Delhi Chief Minister Arvind Kejriwal addresses the crowd at an Aam Aadmi Party Maha Rally, on January 2, in Lucknow, India.
Delhi Chief Minister Arvind Kejriwal addresses the crowd at an Aam Aadmi Party Maha Rally, on January 2, in Lucknow, India.  (Deepak Gupta/Hindustan Times/Getty Images)

Arvind Kejriwal, chief minister of India's capital Delhi, has tested positive for Covid-19 — one day after he spoke at a political gathering in the northern state of Uttarakhand with thousands in attendance.

“I have tested positive for Covid. Mild symptoms. Have isolated myself at home,” Kejriwal wrote in a tweet Tuesday morning, urging those who came in contact with him to get tested and self-isolate.

Kejriwal's positive test comes as India continues to see a surge in cases, prompting fears among the medical community of a potential third wave fueled by the highly transmissible Omicron variant.

Upcoming elections: Five states, including India’s most populous, Uttar Pradesh, are heading to the polls for state elections in early 2022.

While campaigning has not officially begun, several politicians, including Prime Minister Narendra Modi, have held large political gatherings, speaking without masks as thousands gather in attendance.

Social distancing and preventative measures such as mask-wearing are often absent in the crowds. 

Omicron spread: Delhi reported 4,099 new Covid-19 cases on Monday, according to state health authorities. The Omicron variant was detected in 84% of the city's new cases over the last two days, according to its health minister.

India reported 37,379 new Covid-19 cases on Tuesday, according to the Ministry of Health — the second consecutive day of more than 30,000 cases and the highest daily figure since September last year.

2:08 a.m. ET, January 4, 2022

China locks down city of more than a million people after 3 Covid-19 cases found

From CNN's Beijing Bureau

A city in central China has gone into lockdown to curb the spread of Covid-19, according to local authorities.

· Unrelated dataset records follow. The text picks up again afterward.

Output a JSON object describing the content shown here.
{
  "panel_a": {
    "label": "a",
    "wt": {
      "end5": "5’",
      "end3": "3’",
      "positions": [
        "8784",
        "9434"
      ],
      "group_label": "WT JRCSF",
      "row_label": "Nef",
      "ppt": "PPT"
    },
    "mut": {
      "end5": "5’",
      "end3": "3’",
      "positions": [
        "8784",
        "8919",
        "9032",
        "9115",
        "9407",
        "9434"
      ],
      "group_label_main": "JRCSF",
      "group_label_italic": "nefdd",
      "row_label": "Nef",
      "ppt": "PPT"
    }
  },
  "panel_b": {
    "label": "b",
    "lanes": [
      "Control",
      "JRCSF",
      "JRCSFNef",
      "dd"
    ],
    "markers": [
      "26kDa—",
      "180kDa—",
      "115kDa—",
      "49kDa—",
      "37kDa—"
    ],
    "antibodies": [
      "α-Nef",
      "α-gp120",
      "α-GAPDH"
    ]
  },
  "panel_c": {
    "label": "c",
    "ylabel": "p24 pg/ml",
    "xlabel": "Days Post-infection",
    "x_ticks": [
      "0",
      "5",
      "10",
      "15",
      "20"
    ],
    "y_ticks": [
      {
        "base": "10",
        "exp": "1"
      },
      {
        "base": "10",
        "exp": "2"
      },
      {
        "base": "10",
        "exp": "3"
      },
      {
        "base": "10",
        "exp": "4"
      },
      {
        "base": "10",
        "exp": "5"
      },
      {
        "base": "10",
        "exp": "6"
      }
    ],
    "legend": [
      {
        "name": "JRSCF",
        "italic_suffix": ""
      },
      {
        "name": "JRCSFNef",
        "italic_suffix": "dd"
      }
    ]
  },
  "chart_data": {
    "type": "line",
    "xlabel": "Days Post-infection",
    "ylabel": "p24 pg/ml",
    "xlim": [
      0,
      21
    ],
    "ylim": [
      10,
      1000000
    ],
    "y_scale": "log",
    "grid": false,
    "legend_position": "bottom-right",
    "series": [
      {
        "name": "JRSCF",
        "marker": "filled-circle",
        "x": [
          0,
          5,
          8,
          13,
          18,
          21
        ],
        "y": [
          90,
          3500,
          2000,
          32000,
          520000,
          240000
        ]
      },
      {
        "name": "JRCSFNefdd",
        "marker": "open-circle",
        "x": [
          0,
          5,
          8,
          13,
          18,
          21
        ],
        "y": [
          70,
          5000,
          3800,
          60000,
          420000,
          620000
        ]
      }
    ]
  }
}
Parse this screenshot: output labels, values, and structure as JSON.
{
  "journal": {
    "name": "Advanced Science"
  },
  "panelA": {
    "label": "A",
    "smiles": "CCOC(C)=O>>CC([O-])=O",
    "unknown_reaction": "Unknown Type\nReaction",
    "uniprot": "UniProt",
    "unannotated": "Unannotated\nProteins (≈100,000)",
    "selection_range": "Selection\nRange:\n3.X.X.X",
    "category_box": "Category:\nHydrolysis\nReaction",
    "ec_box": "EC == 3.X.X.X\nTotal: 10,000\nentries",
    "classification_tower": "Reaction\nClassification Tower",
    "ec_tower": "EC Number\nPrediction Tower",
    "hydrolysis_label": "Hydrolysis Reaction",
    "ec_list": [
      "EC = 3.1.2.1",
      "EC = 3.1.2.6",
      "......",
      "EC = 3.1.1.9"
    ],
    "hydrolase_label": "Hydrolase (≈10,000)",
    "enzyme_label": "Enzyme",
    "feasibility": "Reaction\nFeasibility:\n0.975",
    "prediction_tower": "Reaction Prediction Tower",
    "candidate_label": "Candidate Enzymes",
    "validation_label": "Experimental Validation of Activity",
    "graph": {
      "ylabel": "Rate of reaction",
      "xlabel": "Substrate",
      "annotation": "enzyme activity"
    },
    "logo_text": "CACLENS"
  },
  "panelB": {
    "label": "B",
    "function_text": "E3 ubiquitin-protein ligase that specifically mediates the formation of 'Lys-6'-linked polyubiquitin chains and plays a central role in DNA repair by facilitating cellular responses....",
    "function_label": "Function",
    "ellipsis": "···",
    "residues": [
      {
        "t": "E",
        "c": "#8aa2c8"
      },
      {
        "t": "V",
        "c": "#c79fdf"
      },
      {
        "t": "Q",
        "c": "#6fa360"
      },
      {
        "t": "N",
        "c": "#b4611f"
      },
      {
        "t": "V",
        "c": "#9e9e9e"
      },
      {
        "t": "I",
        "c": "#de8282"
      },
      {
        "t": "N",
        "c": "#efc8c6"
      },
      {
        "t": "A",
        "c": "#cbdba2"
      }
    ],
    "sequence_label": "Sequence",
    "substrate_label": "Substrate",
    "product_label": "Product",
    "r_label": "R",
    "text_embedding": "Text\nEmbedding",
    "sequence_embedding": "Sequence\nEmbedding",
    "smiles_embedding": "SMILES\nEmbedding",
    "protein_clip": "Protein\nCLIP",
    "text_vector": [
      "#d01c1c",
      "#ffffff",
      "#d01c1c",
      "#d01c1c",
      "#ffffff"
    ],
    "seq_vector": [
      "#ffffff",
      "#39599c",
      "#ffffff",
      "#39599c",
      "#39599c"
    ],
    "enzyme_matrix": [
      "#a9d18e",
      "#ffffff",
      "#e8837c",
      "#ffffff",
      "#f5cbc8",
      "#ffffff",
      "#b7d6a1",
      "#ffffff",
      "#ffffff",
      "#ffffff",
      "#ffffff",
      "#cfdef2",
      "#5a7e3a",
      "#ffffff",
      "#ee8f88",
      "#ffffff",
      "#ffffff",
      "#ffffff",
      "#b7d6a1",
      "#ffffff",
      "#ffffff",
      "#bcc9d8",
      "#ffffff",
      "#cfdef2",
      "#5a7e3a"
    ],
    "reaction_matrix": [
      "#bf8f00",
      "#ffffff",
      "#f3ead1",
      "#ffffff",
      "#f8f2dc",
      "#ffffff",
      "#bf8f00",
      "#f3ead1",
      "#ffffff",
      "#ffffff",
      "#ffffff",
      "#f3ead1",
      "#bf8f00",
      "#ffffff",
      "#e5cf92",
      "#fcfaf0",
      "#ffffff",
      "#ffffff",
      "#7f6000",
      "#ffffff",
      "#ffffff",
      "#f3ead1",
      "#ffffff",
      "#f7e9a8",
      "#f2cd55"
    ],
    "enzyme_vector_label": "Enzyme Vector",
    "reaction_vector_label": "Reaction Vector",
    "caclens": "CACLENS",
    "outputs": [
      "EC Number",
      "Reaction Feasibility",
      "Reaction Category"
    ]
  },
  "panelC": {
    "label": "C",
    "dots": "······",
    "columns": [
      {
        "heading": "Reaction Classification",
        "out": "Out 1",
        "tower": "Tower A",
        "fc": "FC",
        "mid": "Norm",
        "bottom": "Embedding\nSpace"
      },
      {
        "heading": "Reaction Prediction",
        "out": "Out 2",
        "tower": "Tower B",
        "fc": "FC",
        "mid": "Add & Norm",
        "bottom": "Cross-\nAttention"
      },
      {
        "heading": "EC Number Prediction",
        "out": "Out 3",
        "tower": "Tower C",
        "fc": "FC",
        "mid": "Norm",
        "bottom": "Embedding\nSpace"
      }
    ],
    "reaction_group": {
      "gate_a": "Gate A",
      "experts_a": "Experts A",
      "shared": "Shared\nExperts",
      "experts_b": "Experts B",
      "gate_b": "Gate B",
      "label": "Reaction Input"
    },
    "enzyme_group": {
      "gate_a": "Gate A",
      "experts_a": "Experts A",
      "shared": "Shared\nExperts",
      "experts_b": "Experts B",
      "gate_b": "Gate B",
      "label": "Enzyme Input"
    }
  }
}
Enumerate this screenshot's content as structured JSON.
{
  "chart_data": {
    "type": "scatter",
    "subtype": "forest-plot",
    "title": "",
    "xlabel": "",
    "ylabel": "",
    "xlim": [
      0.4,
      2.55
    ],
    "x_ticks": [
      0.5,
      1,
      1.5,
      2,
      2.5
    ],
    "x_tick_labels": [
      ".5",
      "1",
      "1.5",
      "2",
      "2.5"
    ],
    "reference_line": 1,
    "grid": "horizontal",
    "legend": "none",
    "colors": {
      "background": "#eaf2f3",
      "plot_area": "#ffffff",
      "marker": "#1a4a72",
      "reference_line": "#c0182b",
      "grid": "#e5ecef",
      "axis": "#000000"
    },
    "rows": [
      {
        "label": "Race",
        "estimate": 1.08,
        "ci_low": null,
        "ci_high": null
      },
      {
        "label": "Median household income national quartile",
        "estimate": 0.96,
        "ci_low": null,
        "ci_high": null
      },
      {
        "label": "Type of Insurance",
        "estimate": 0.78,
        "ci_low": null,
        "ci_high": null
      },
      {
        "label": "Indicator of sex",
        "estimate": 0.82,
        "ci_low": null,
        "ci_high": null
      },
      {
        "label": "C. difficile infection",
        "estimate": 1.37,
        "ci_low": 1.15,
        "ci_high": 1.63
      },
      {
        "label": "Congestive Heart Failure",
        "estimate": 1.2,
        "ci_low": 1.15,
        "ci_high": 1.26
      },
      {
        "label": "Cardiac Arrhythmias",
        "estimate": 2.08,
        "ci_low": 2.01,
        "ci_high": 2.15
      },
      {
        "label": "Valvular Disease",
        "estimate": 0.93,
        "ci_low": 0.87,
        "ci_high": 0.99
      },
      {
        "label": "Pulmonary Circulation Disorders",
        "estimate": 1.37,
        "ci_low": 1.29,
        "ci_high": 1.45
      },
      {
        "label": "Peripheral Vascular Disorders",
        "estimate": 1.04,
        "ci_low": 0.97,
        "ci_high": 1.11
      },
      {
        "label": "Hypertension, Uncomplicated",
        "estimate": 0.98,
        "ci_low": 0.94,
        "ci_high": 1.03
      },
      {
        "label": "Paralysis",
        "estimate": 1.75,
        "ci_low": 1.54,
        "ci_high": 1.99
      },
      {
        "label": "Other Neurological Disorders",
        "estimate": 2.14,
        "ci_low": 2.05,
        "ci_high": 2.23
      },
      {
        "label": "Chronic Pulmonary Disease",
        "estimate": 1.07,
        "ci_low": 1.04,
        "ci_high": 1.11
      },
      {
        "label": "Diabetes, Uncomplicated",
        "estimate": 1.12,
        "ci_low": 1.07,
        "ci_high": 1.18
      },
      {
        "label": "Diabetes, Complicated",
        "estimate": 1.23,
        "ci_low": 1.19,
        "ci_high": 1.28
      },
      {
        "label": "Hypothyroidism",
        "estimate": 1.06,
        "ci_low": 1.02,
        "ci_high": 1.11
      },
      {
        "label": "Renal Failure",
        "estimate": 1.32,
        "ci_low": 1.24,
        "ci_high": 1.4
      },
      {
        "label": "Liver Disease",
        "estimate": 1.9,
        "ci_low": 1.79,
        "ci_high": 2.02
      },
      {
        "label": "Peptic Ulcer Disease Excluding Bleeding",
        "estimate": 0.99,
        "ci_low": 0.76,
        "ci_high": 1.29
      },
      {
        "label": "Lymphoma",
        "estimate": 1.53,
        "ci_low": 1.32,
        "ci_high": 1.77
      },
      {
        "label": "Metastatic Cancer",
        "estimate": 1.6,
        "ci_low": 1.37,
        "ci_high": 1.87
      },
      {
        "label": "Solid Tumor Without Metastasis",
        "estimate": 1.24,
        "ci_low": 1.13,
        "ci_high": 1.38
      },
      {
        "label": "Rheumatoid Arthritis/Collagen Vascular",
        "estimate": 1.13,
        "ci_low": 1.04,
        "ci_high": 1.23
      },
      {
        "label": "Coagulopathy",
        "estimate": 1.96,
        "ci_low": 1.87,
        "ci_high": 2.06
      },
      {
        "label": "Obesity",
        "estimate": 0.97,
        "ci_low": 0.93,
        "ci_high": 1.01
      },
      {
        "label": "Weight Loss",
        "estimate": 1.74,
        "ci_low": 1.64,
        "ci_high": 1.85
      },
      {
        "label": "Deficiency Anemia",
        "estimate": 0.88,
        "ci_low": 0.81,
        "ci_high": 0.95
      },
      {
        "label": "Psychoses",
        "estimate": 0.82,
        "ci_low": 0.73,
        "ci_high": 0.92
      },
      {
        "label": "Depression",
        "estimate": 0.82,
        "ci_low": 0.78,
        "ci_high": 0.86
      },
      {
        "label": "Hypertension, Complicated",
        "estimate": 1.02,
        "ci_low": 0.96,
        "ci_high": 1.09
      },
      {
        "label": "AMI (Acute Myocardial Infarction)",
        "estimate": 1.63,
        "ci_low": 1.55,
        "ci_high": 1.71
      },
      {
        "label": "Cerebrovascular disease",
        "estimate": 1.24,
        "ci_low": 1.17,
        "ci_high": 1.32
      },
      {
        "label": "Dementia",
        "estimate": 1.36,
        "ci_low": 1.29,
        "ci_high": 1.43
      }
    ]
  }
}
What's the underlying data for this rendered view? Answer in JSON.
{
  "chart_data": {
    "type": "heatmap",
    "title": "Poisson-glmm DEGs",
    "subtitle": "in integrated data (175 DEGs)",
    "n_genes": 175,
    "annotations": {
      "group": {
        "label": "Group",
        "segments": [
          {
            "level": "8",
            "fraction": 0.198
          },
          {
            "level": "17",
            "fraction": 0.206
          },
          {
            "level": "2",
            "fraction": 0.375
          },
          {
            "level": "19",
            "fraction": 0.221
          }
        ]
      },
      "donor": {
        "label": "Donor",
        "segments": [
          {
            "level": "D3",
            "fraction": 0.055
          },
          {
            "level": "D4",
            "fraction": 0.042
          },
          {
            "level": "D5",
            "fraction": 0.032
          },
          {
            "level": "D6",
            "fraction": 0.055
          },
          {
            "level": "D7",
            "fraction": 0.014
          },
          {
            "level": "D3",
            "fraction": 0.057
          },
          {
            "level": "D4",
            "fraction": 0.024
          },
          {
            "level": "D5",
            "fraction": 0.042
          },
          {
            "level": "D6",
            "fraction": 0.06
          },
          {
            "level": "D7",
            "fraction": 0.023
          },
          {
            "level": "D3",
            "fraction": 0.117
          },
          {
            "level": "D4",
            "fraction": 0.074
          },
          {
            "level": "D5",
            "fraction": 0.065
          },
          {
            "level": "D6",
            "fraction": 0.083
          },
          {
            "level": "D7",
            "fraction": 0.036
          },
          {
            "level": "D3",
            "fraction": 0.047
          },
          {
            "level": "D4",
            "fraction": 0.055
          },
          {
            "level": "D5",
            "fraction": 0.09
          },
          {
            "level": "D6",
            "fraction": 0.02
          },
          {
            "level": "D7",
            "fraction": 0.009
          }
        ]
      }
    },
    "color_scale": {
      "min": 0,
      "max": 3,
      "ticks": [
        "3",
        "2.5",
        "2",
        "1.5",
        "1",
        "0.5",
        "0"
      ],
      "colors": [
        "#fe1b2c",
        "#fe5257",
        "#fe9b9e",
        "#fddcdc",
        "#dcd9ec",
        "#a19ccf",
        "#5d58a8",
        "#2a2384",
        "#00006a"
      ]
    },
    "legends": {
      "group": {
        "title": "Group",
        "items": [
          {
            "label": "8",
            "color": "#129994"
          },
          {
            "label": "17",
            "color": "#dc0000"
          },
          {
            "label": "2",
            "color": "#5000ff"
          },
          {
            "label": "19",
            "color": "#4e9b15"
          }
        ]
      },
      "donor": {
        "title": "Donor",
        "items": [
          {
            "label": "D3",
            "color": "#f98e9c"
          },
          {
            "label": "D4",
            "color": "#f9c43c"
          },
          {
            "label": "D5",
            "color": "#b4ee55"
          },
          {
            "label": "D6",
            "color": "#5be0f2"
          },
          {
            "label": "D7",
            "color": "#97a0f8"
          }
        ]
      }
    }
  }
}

The municipal government of Yuzhou, Henan province said all 1.2 million residents will be confined to their homes after just two asymptomatic cases were reported Sunday. A third local asymptomatic infection was identified Monday, the government added.

Barring essential services such as supermarkets, all public facilities including schools, public transport and shopping malls have suspended operations.

Those who work in essentials industries, including supermarkets, medicine production, and energy plants, are allowed to go to work after presenting a negative Covid-19 test, the government said.

China reported 108 new local cases across three provinces on Monday, including 95 in northwestern Shaanxi province, eight in southeastern Zhejiang, and five in Henan, according to the National Health Commission (NHC). 

The country also reported 21 new local asymptomatic cases, including 19 in Henan and two in Shanghai, the NHC said. China counts symptomatic and asymptomatic cases separately.

Lockdowns: The Yuzhou lockdown mirrors the strict restrictions imposed on residents of the northwestern city of Xi'an, capital of Shaanxi.

Since December, the ancient city has been grappling with China's largest community coronavirus outbreak since Wuhan, the original epicenter of the pandemic.

To date, more than 1,700 cases have been reported in the city. While the number pales in comparison to those in many other countries, the outbreak pushed China's caseload in the final week of 2021 to the highest level since March 2020.

Xi'an's 13 million residents have been confined to their homes since December 23. Many are growing desperate as they run out of essential supplies, including groceries, and fall short on medical attention.

Zero Covid: Xi'an authorities launched a fifth round of mass testing on Tuesday, vowing to eliminate the outbreak.

But the frustrations of residents underscore the growing challenge facing China's zero-Covid policy, which relies on a playbook of mass testing, extensive quarantines and snap lockdowns to stamp out any resurgence of the virus.

While the stringent measures have largely shielded the majority of the country from the worst aspects of the pandemic, as local outbreaks continue to flare up, the outcry in Xi'an raises the question of just how long zero-Covid can be sustained before public support begins to taper off, with millions of residents trapped in an seemingly endless cycle of lockdowns.